You definitely do not need sugar in a saison. If you are going to use sugar, you should just use table or corn sugar. No special flavor in the clear rocks.
 
Sugar does not create sweet beer,but just the opposite.Sugarferments out completely and dries out the brew.

Don't waste your money on the rocks and just use plain table sugar.Since you are doing an extract batch, you should use the sugar to help dry it out.

565 will require temp control to get it to finish. If you only have a close to ferment in think about using 3711. That yeast is a set it and forget it yeast that willl always finish low.
 
Is there a reason so many (saison) recipes call for candi sugar?

Because people think if it's a Belgian beer it needs that candi sugar crap. Clear candi sugar = regular ass rock candy = boiled and cooled table sugar.

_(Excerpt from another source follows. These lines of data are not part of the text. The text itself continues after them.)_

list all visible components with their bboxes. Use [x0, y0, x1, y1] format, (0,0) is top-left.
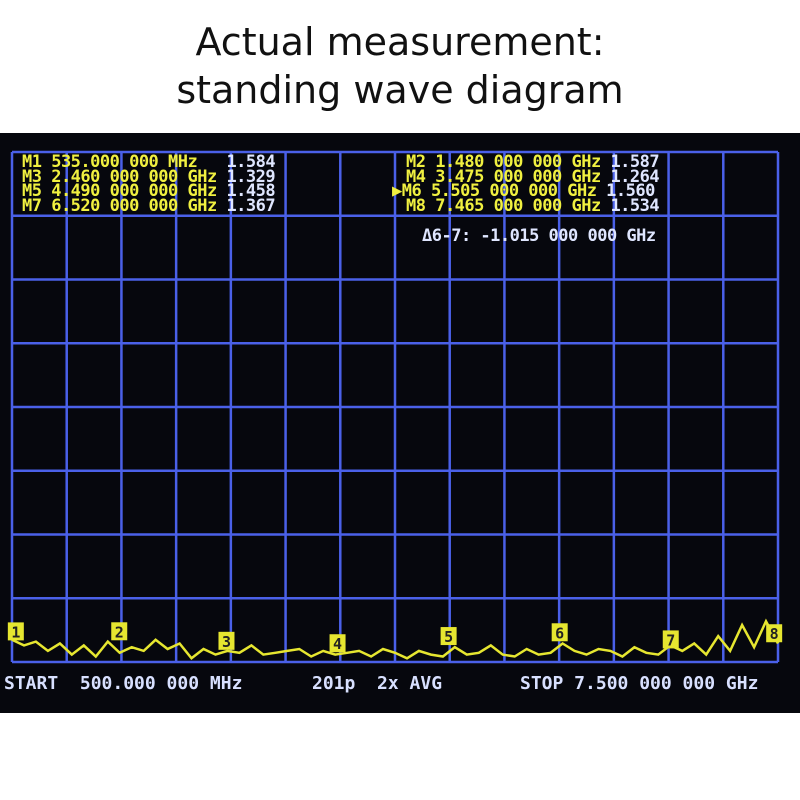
marker-flag-2 [111, 622, 128, 641]
delta-readout: Δ6-7: -1.015 000 000 GHz [422, 226, 656, 246]
marker-value: 1.367 [216, 195, 276, 216]
marker-readout-m4: M4 3.475 000 000 GHz 1.264 [406, 166, 660, 187]
marker-flag-5 [440, 627, 457, 646]
marker-value: 1.534 [600, 195, 660, 216]
marker-value: 1.560 [596, 181, 655, 201]
marker-flag-7 [662, 630, 679, 649]
marker-frequency: M2 1.480 000 000 GHz [406, 152, 601, 172]
marker-label-8: 8 [770, 625, 779, 643]
marker-readout-m7: M7 6.520 000 000 GHz 1.367 [22, 195, 276, 216]
marker-label-1: 1 [11, 623, 20, 641]
marker-readout-m5: M5 4.490 000 000 GHz 1.458 [22, 181, 276, 201]
marker-value: 1.264 [600, 166, 660, 187]
marker-frequency: M5 4.490 000 000 GHz [22, 181, 217, 201]
swr-trace [11, 618, 780, 661]
title-line-1: Actual measurement: [195, 20, 605, 64]
marker-readout-m3: M3 2.460 000 000 GHz 1.329 [22, 166, 276, 187]
marker-frequency: M4 3.475 000 000 GHz [406, 166, 601, 187]
marker-flag-8 [766, 624, 783, 643]
marker-label-5: 5 [444, 628, 453, 646]
marker-label-6: 6 [555, 624, 564, 642]
start-frequency: START 500.000 000 MHz [4, 673, 243, 694]
marker-value: 1.458 [216, 181, 276, 201]
marker-flag-6 [551, 623, 568, 642]
analyzer-screen: 1 2 3 4 5 6 7 8 M1 535.000 000 MHz 1.584 M2 1.48… [0, 133, 800, 713]
sweep-points: 201p 2x AVG [312, 673, 443, 694]
marker-frequency: M1 535.000 000 MHz [22, 152, 198, 172]
stop-frequency: STOP 7.500 000 000 GHz [520, 673, 759, 694]
marker-value: 1.329 [216, 166, 276, 187]
marker-label-2: 2 [115, 623, 124, 641]
swr-plot: 1 2 3 4 5 6 7 8 [7, 150, 783, 664]
marker-flag-1 [7, 622, 24, 641]
marker-value: 1.584 [197, 152, 276, 172]
marker-value: 1.587 [600, 152, 660, 172]
marker-frequency: ▶M6 5.505 000 000 GHz [392, 181, 597, 201]
marker-flag-4 [329, 634, 346, 653]
marker-readout-m6: ▶M6 5.505 000 000 GHz 1.560 [392, 181, 655, 201]
marker-label-7: 7 [666, 631, 675, 649]
marker-label-4: 4 [333, 635, 342, 653]
title-line-2: standing wave diagram [176, 68, 624, 112]
marker-readout-m8: M8 7.465 000 000 GHz 1.534 [406, 195, 660, 216]
marker-label-3: 3 [222, 633, 231, 651]
marker-flag-3 [218, 631, 235, 650]
page-title: Actual measurement: standing wave diagra… [0, 18, 800, 114]
marker-frequency: M3 2.460 000 000 GHz [22, 166, 217, 187]
marker-frequency: M8 7.465 000 000 GHz [406, 195, 601, 216]
marker-readout-m2: M2 1.480 000 000 GHz 1.587 [406, 152, 660, 172]
marker-readout-m1: M1 535.000 000 MHz 1.584 [22, 152, 276, 172]
marker-frequency: M7 6.520 000 000 GHz [22, 195, 217, 216]
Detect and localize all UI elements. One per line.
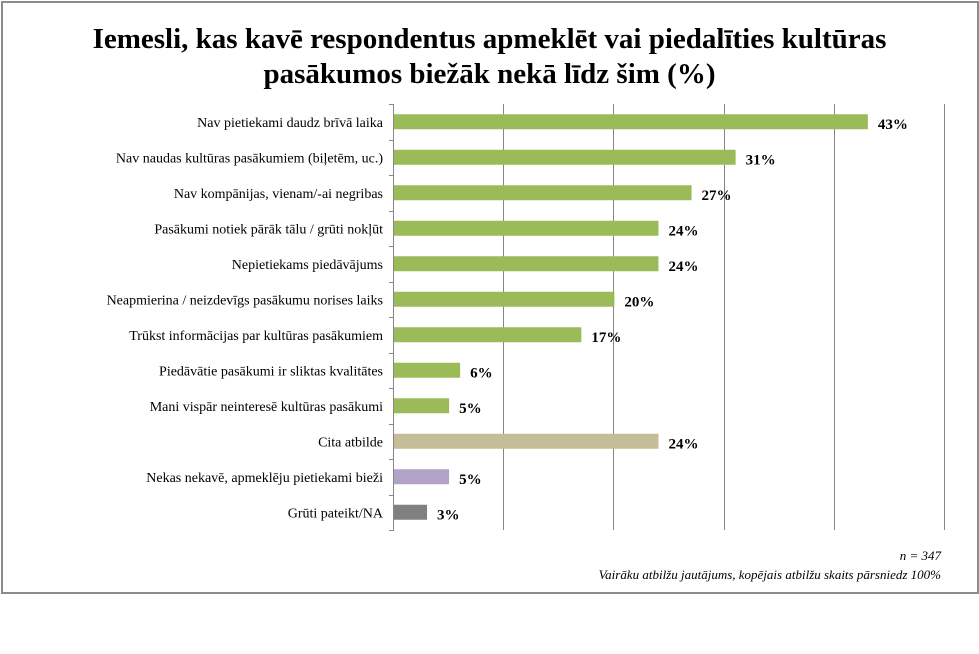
data-label: 5% bbox=[459, 401, 482, 417]
bar bbox=[394, 362, 461, 378]
bar bbox=[394, 469, 450, 485]
data-label: 27% bbox=[702, 188, 732, 204]
bar bbox=[394, 220, 659, 236]
bar bbox=[394, 256, 659, 272]
bar bbox=[394, 149, 736, 165]
category-label: Mani vispār neinteresē kultūras pasākumi bbox=[150, 400, 383, 415]
bar bbox=[394, 327, 582, 343]
category-label: Nav pietiekami daudz brīvā laika bbox=[197, 116, 384, 131]
data-label: 20% bbox=[624, 294, 654, 310]
chart-title: Iemesli, kas kavē respondentus apmeklēt … bbox=[0, 22, 979, 92]
category-label: Pasākumi notiek pārāk tālu / grūti nokļū… bbox=[154, 222, 383, 237]
category-label: Neapmierina / neizdevīgs pasākumu norise… bbox=[107, 293, 383, 308]
data-label: 6% bbox=[470, 365, 493, 381]
category-label: Nav naudas kultūras pasākumiem (biļetēm,… bbox=[116, 151, 383, 166]
category-label: Piedāvātie pasākumi ir sliktas kvalitāte… bbox=[159, 364, 383, 379]
category-label: Nav kompānijas, vienam/-ai negribas bbox=[174, 187, 383, 202]
data-label: 24% bbox=[668, 259, 698, 275]
sample-size-note: n = 347 bbox=[899, 548, 941, 563]
bar bbox=[394, 433, 659, 449]
bar bbox=[394, 291, 615, 307]
category-label: Grūti pateikt/NA bbox=[288, 506, 384, 521]
category-label: Nekas nekavē, apmeklēju pietiekami bieži bbox=[146, 471, 383, 486]
data-label: 17% bbox=[591, 330, 621, 346]
category-label: Cita atbilde bbox=[318, 435, 383, 450]
bar bbox=[394, 504, 428, 520]
data-label: 31% bbox=[746, 152, 776, 168]
chart-title-line-2: pasākumos biežāk nekā līdz šim (%) bbox=[263, 58, 716, 90]
data-label: 5% bbox=[459, 472, 482, 488]
category-label: Nepietiekams piedāvājums bbox=[232, 258, 383, 273]
data-label: 3% bbox=[437, 507, 460, 523]
chart-title-line-1: Iemesli, kas kavē respondentus apmeklēt … bbox=[92, 23, 887, 55]
data-label: 24% bbox=[668, 223, 698, 239]
bar bbox=[394, 398, 450, 414]
data-label: 43% bbox=[878, 117, 908, 133]
data-label: 24% bbox=[668, 436, 698, 452]
bar bbox=[394, 114, 868, 130]
bar bbox=[394, 185, 692, 201]
category-label: Trūkst informācijas par kultūras pasākum… bbox=[129, 329, 383, 344]
multi-answer-note: Vairāku atbilžu jautājums, kopējais atbi… bbox=[598, 567, 941, 582]
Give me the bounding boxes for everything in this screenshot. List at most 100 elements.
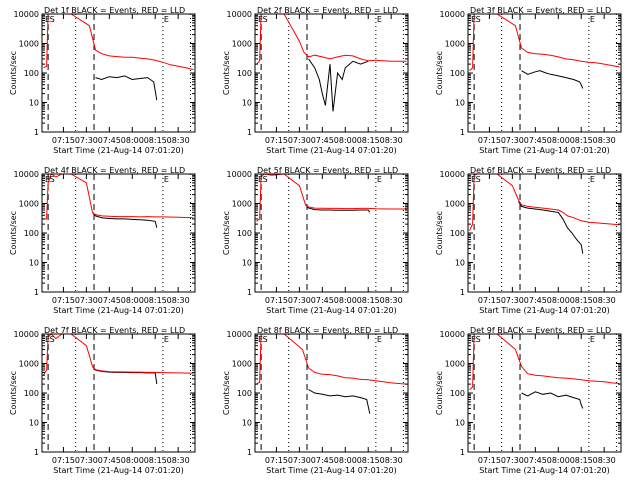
y-tick-label: 1000 [19,200,39,209]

Saisons often have some kind of sugar to help dry them out but many of the most popular saisons out there contain zero sugar and are properly dried out by way of fermentation, grain bill and mash.
 
I did a saison this summer and added 1# of sugar dissolved in water. I added my sugar about 3 days into fermentation. My beer turned out great. I used the Wyeast 3724. Needs high temps to finish, I am in Texas so it was not problem, but it took a while.
 
Well what the heck, I had just a pound of very dark leftover inverted sugar and added it to my saison. With 17 pounds of grains it surley didn't need it, kinda takes away the meaning of most saisons. Its been fermenting from 68 now to 83 degrees with trappist w3787 yeast. Will see if the sugar has made any diffrence in about 3 months.